Nova Launcher, which we wrote about a few months ago has just received a major 4.0 version release. If you look at the Play Store page for the app , you will find that the changes are mostly visual redesigns which align with the material philosophies of Android 5.0.
What is not listed include the numerous enhancements that have been done to the launcher under the hood. These include a plethora of accessibility enhancements, the ability to use OK Google hotword detection, as well as the customization of touch gestures that can be used inside the launcher.
As far as accessibility, there are three noteworthy items to note:
- Moving icons now gives you audible feedback on where they are located. Place your finger on an item inside the app drawer, and double tap + hold it on the screen with one finger. This will emit a small vibration if done correctly. As you move your finger, note how Talkback announces where your finger is on the home screen. It will say “Row 2.5, column 1.” This is very precise, as rows or columns can be either a full or half value on the grid. In our testing experience, quickly moving your finger will not silence Talkback’s announcements, so it’s best that you slowly move an icon. Dragging an icon on top of another one will create a folder. This behavior resembles rival platforms in terms of accessibility.

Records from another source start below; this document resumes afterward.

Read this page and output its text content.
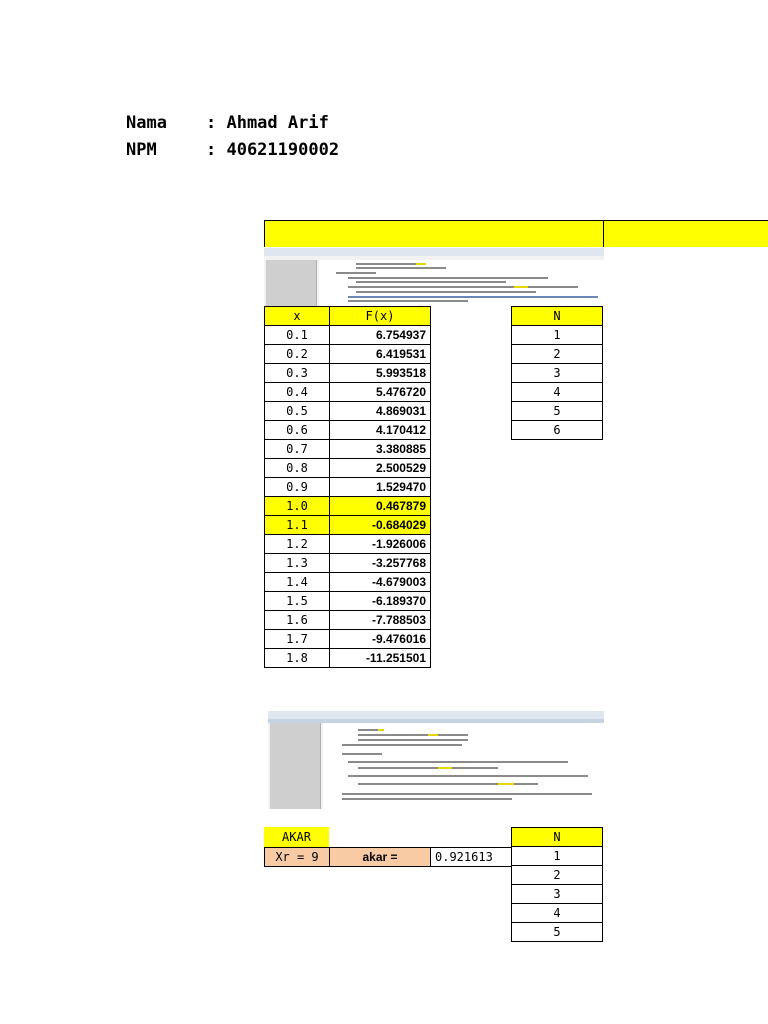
Nama : Ahmad Arif
NPM	: 40621190002
x	F(x)
0.1	6.754937
0.2	6.419531
0.3	5.993518
0.4	5.476720
0.5	4.869031
0.6	4.170412
0.7	3.380885
0.8	2.500529
0.9	1.529470
1.0	0.467879
1.1	-0.684029
1.2	-1.926006
1.3	-3.257768
1.4	-4.679003
1.5	-6.189370
1.6	-7.788503
1.7	-9.476016
1.8	-11.251501
N
1
2
3
4
5
6
AKAR
Xr = 9	akar =	0.921613
N
1
2
3
4
5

- Unread badges for notifications do not work in version 4.0 as far as being announced by Talkback. (The counter shows up visually.) We highly suggest Sending an e-mail to the Nova Developers and tell them of this bug or feature regression. As before, using the feature still requires the Teslaunread plug-in as well as a Nova prime key.
- Nova Launcher now tells you what pages of the app drawer you are on, and moves consistently among them with 2-finger flicks. This was an issue we mentioned prior that is now fixed.
There are other very important features to note here. One is that “OK Google” detection no longer requires a premium license. If all you want is OK Google and less options for customizing the launcher (for example, free version cannot hide apps), we highly recommend the free version. For the more advanced Android users of you out there, the prime key is still worth the price, even if the hotword feature is now free. Please note that it is now moved into “gestures and inputs.” You will also need to use the latest Talkback Beta (4.2.0) for it to work.
As for customizing gestures? Some of this could be useful with talkback. For example, you can customize what “Swiping down” does (by default, of course it opens the notification list), but changing the double tap gesture might not be useful as Talkback conflicts with its function. If you use quick settings more, you could make the double-tap-hold and flick down command open quick settings.
This release of Nova launcher is a major one, and it highlights how a developer can design completely accessible and usable applications with the proper implementation of Google’s native accessibility guidelines. While there is a feature regression, letting the developers know of it could foster a launcher which is well supported with any Android screen reader. Don’t let visual changes fool you — sometimes changes do not have to be seen to be felt.